South-East Asian data is considered even lower quality than China, as well as being more sparse. In both markets, there are vendors collecting data with no defined use case which can be poorly structured with minimal pre-processing.

Figure 2 displays the average history of China and EM Asia datasets as 11.4 and 11.3 years respectively. Global datasets have an average history of 12.2 years and rest-of-world datasets averaged 11.6 years. It is a surprise to many to see that there is a critical mass of datasets in both regions with greater than 10 years of history.

Figure 2: Average Dataset History (Source: Eagle Alpha)

Figure 2: Average Dataset History (Source: Eagle Alpha)

Figure 3 shows that emerging market Asian datasets are least likely to be tagged to tickers with global datasets most likely to be tagged.  For China in particular, firmographic data is poor which raises a challenge when tagging datasets to tickers due to many companies having similar or identical names.

Figure 3: Dataset Ticker Tagging (Source: Eagle Alpha)

Figure 3: Dataset Ticker Tagging (Source: Eagle Alpha)


Emerging markets such as China, India, and the ASEAN region are a key consideration for investors and with this growing interest presents opportunities for data providers of all shapes and sizes, collecting data from a range of different sources.

On a positive note, this increased growth has uncovered a lot of untapped areas for an alpha, where large asset managers are willing to spend resources building a presence in Asia. This not only includes speaking with data vendors and obtaining data, but also hiring talent for on-the-ground expansion. The benefits of this, have increased both the availability and quality of datasets sourced.

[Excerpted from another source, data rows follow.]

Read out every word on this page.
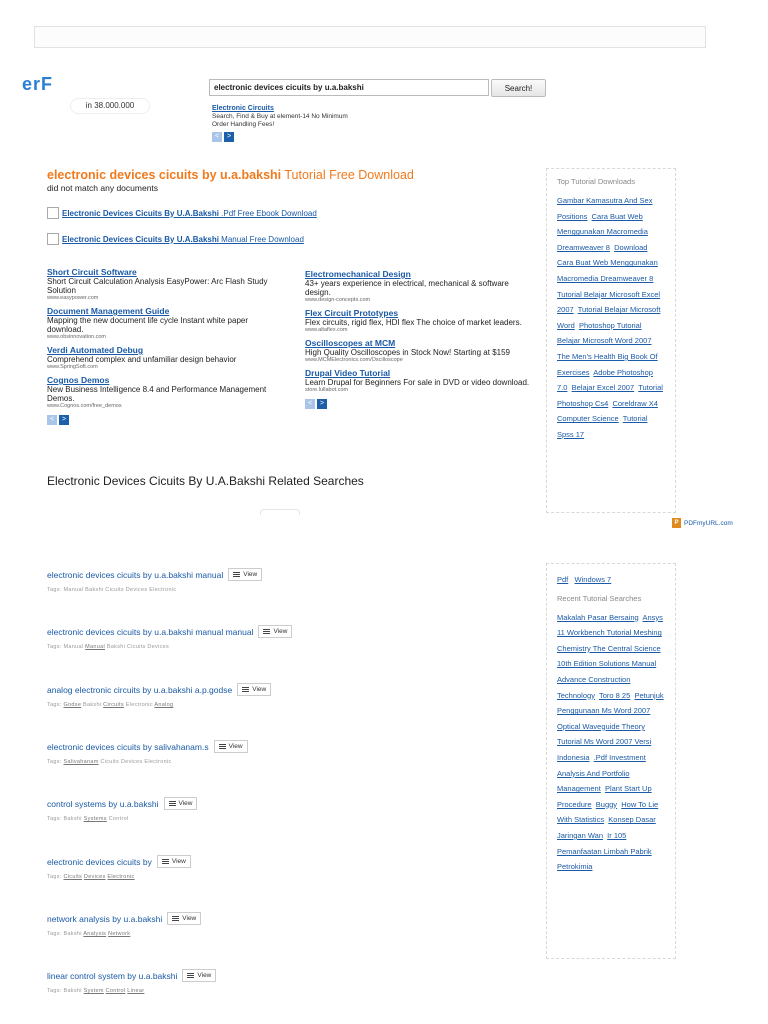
erF
in 38.000.000
electronic devices cicuits by u.a.bakshi
Search!
Electronic Circuits
Search, Find & Buy at element-14 No Minimum
Order Handling Fees!
<	>
electronic devices cicuits by u.a.bakshi Tutorial Free Download
did not match any documents
Electronic Devices Cicuits By U.A.Bakshi .Pdf Free Ebook Download
Electronic Devices Cicuits By U.A.Bakshi Manual Free Download
Short Circuit Software
Short Circuit Calculation Analysis EasyPower: Arc Flash Study Solution
www.easypower.com
Document Management Guide
Mapping the new document life cycle Instant white paper download.
www.obsinnovation.com
Verdi Automated Debug
Comprehend complex and unfamiliar design behavior
www.SpringSoft.com
Cognos Demos
New Business Intelligence 8.4 and Performance Management Demos.
www.Cognos.com/free_demos
<	>
Electromechanical Design
43+ years experience in electrical, mechanical & software design.
www.design-concepts.com
Flex Circuit Prototypes
Flex circuits, rigid flex, HDI flex The choice of market leaders.
www.altaflex.com
Oscilloscopes at MCM
High Quality Oscilloscopes in Stock Now! Starting at $159
www.MCMElectronics.com/Oscilloscope
Drupal Video Tutorial
Learn Drupal for Beginners For sale in DVD or video download.
store.lullabot.com
<	>
Electronic Devices Cicuits By U.A.Bakshi Related Searches
Top Tutorial Downloads
Gambar Kamasutra And Sex Positions Cara Buat Web Menggunakan Macromedia Dreamweaver 8 Download Cara Buat Web Menggunakan Macromedia Dreamweaver 8  Tutorial Belajar Microsoft Excel 2007 Tutorial Belajar Microsoft Word Photoshop Tutorial Belajar Microsoft Word 2007  The Men's Health Big Book Of Exercises Adobe Photoshop 7.0 Belajar Excel 2007 Tutorial Photoshop Cs4 Coreldraw X4  Computer Science Tutorial Spss 17
P PDFmyURL.com
Pdf Windows 7
Recent Tutorial Searches
Makalah Pasar Bersaing Ansys 11 Workbench Tutorial Meshing  Chemistry The Central Science 10th Edition Solutions Manual  Advance Construction Technology Toro 8 25 Petunjuk Penggunaan Ms Word 2007  Optical Waveguide Theory  Tutorial Ms Word 2007 Versi Indonesia .Pdf Investment Analysis And Portfolio Management Plant Start Up Procedure Buggy How To Lie With Statistics Konsep Dasar Jaringan Wan Ir 105  Pemanfaatan Limbah Pabrik Petrokimia
electronic devices cicuits by u.a.bakshi manual	View
Tags: Manual Bakshi Cicuits Devices Electronic
electronic devices cicuits by u.a.bakshi manual manual	View
Tags: Manual Manual Bakshi Cicuits Devices
analog electronic circuits by u.a.bakshi a.p.godse	View
Tags: Godse Bakshi Circuits Electronic Analog
electronic devices cicuits by salivahanam.s	View
Tags: Salivahanam Cicuits Devices Electronic
control systems by u.a.bakshi	View
Tags: Bakshi Systems Control
electronic devices cicuits by	View
Tags: Cicuits Devices Electronic
network analysis by u.a.bakshi	View
Tags: Bakshi Analysis Network
linear control system by u.a.bakshi	View
Tags: Bakshi System Control Linear
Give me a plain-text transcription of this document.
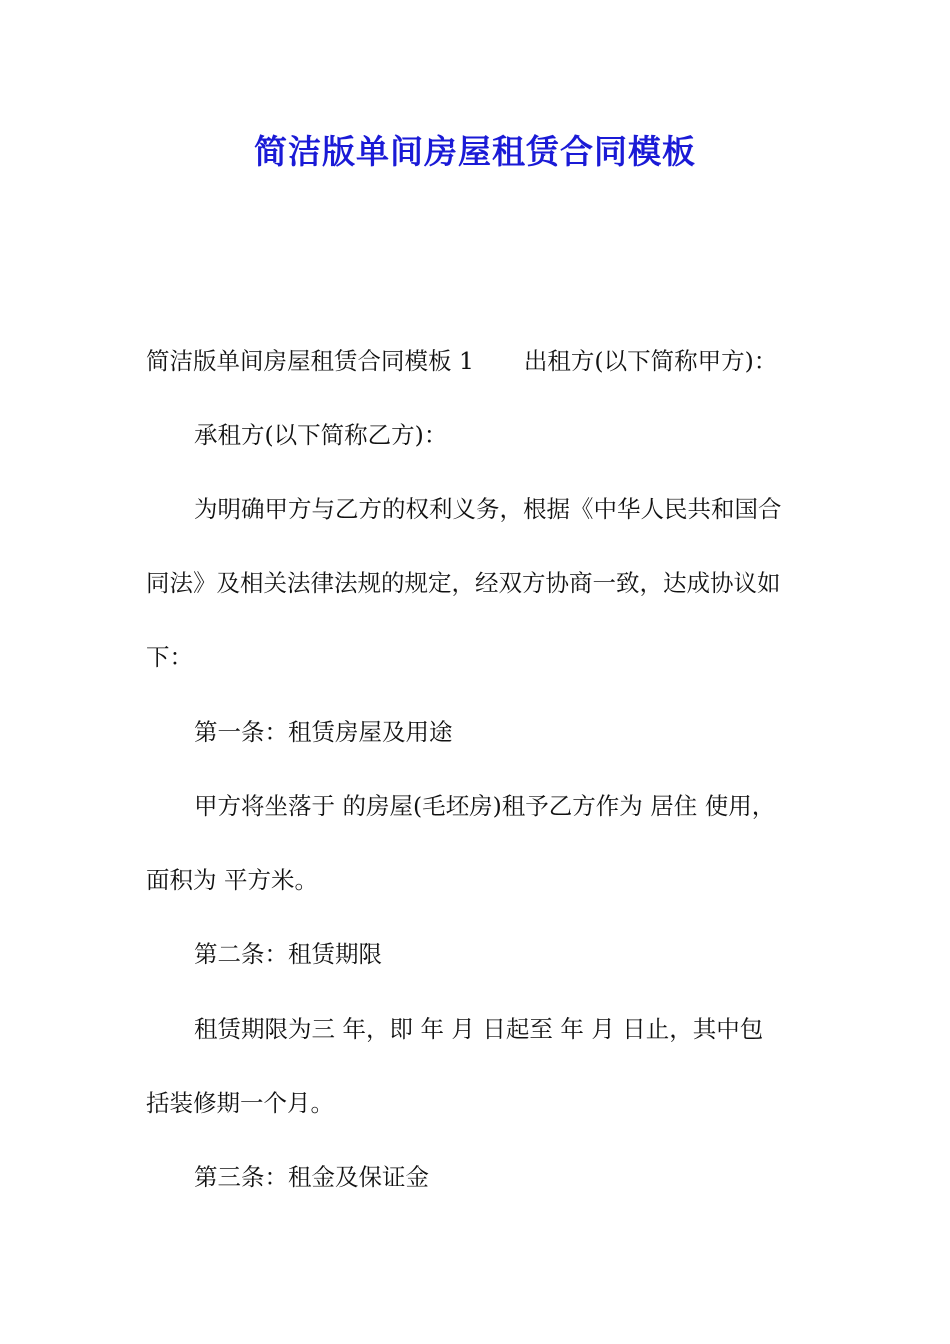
简洁版单间房屋租赁合同模板
简洁版单间房屋租赁合同模板 1 出租方(以下简称甲方)：
承租方(以下简称乙方)：
为明确甲方与乙方的权利义务，根据《中华人民共和国合
同法》及相关法律法规的规定，经双方协商一致，达成协议如
下：
第一条：租赁房屋及用途
甲方将坐落于 的房屋(毛坯房)租予乙方作为 居住 使用，
面积为 平方米。
第二条：租赁期限
租赁期限为三 年，即 年 月 日起至 年 月 日止，其中包
括装修期一个月。
第三条：租金及保证金
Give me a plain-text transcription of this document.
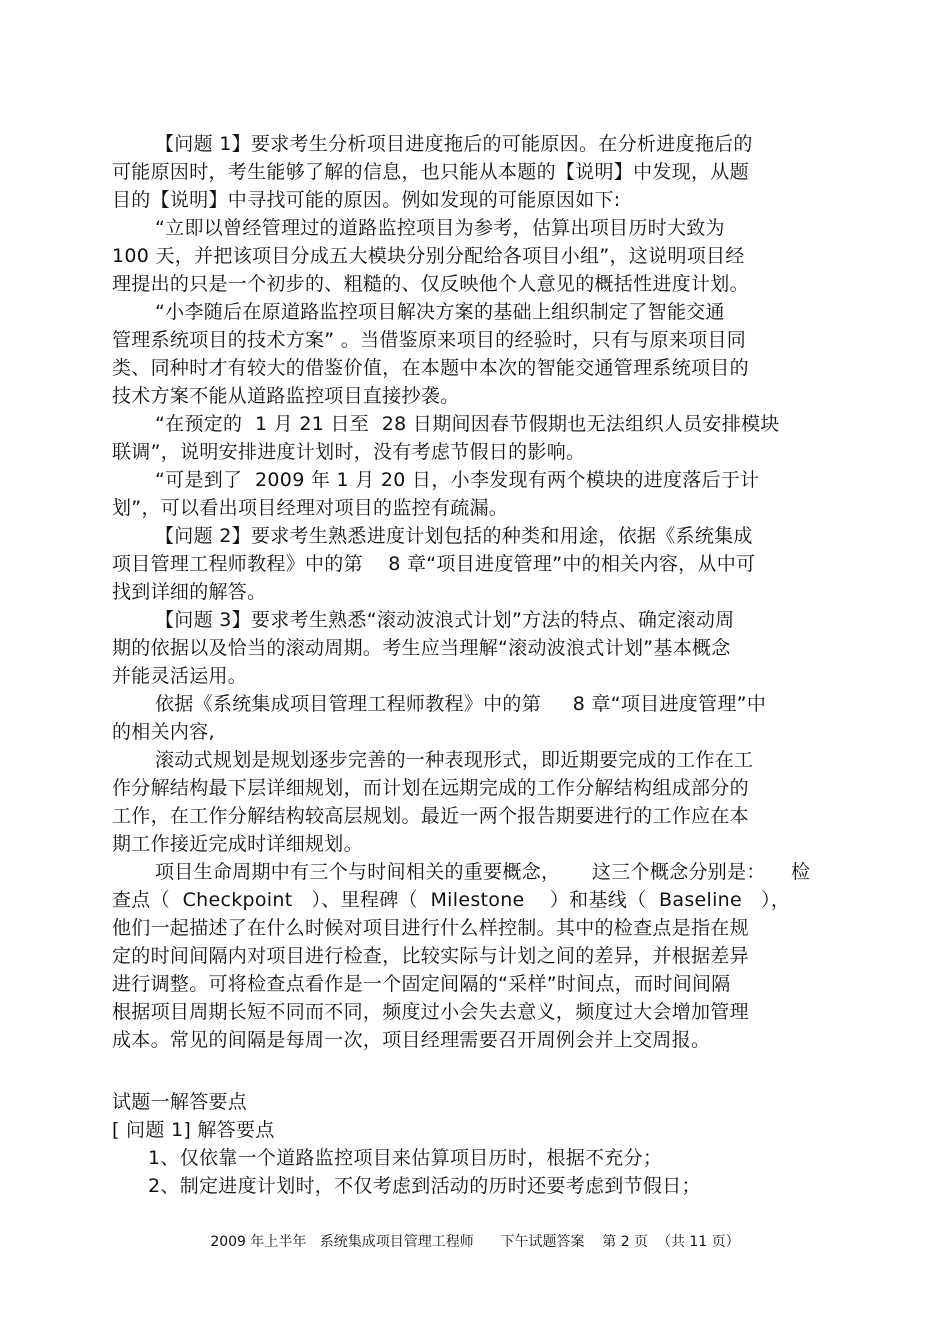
【问题 1】要求考生分析项目进度拖后的可能原因。在分析进度拖后的
可能原因时，考生能够了解的信息，也只能从本题的【说明】中发现，从题
目的【说明】中寻找可能的原因。例如发现的可能原因如下:
“立即以曾经管理过的道路监控项目为参考，估算出项目历时大致为
100 天，并把该项目分成五大模块分别分配给各项目小组”，这说明项目经
理提出的只是一个初步的、粗糙的、仅反映他个人意见的概括性进度计划。
“小李随后在原道路监控项目解决方案的基础上组织制定了智能交通
管理系统项目的技术方案” 。当借鉴原来项目的经验时，只有与原来项目同
类、同种时才有较大的借鉴价值，在本题中本次的智能交通管理系统项目的
技术方案不能从道路监控项目直接抄袭。
“在预定的  1 月 21 日至  28 日期间因春节假期也无法组织人员安排模块
联调”，说明安排进度计划时，没有考虑节假日的影响。
“可是到了  2009 年 1 月 20 日，小李发现有两个模块的进度落后于计
划”，可以看出项目经理对项目的监控有疏漏。
【问题 2】要求考生熟悉进度计划包括的种类和用途，依据《系统集成
项目管理工程师教程》中的第    8 章“项目进度管理”中的相关内容，从中可
找到详细的解答。
【问题 3】要求考生熟悉“滚动波浪式计划”方法的特点、确定滚动周
期的依据以及恰当的滚动周期。考生应当理解“滚动波浪式计划”基本概念
并能灵活运用。
依据《系统集成项目管理工程师教程》中的第     8 章“项目进度管理”中
的相关内容,
滚动式规划是规划逐步完善的一种表现形式，即近期要完成的工作在工
作分解结构最下层详细规划，而计划在远期完成的工作分解结构组成部分的
工作，在工作分解结构较高层规划。最近一两个报告期要进行的工作应在本
期工作接近完成时详细规划。
项目生命周期中有三个与时间相关的重要概念，     这三个概念分别是：    检
查点（  Checkpoint   ）、里程碑（  Milestone    ）和基线（  Baseline   ），
他们一起描述了在什么时候对项目进行什么样控制。其中的检查点是指在规
定的时间间隔内对项目进行检查，比较实际与计划之间的差异，并根据差异
进行调整。可将检查点看作是一个固定间隔的“采样”时间点，而时间间隔
根据项目周期长短不同而不同，频度过小会失去意义，频度过大会增加管理
成本。常见的间隔是每周一次，项目经理需要召开周例会并上交周报。
试题一解答要点
[ 问题 1] 解答要点
1、仅依靠一个道路监控项目来估算项目历时，根据不充分；
2、制定进度计划时，不仅考虑到活动的历时还要考虑到节假日；
2009 年上半年   系统集成项目管理工程师      下午试题答案    第 2 页  （共 11 页）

Conversely, alternative data in EM Asia, due to being early in the adoption of global standards and quality controls, also present challenges for asset managers entering the space. A lot of resources have to be employed in order to clean and map the data for use, and a lot of time also has to be spent extracting value from the data.

Data availability and quality is improving thanks to the acceleration in technology and the growth in data vendors. Additionally, there are many companies now wishing to monetize their exhaust data in South-East Asian regions.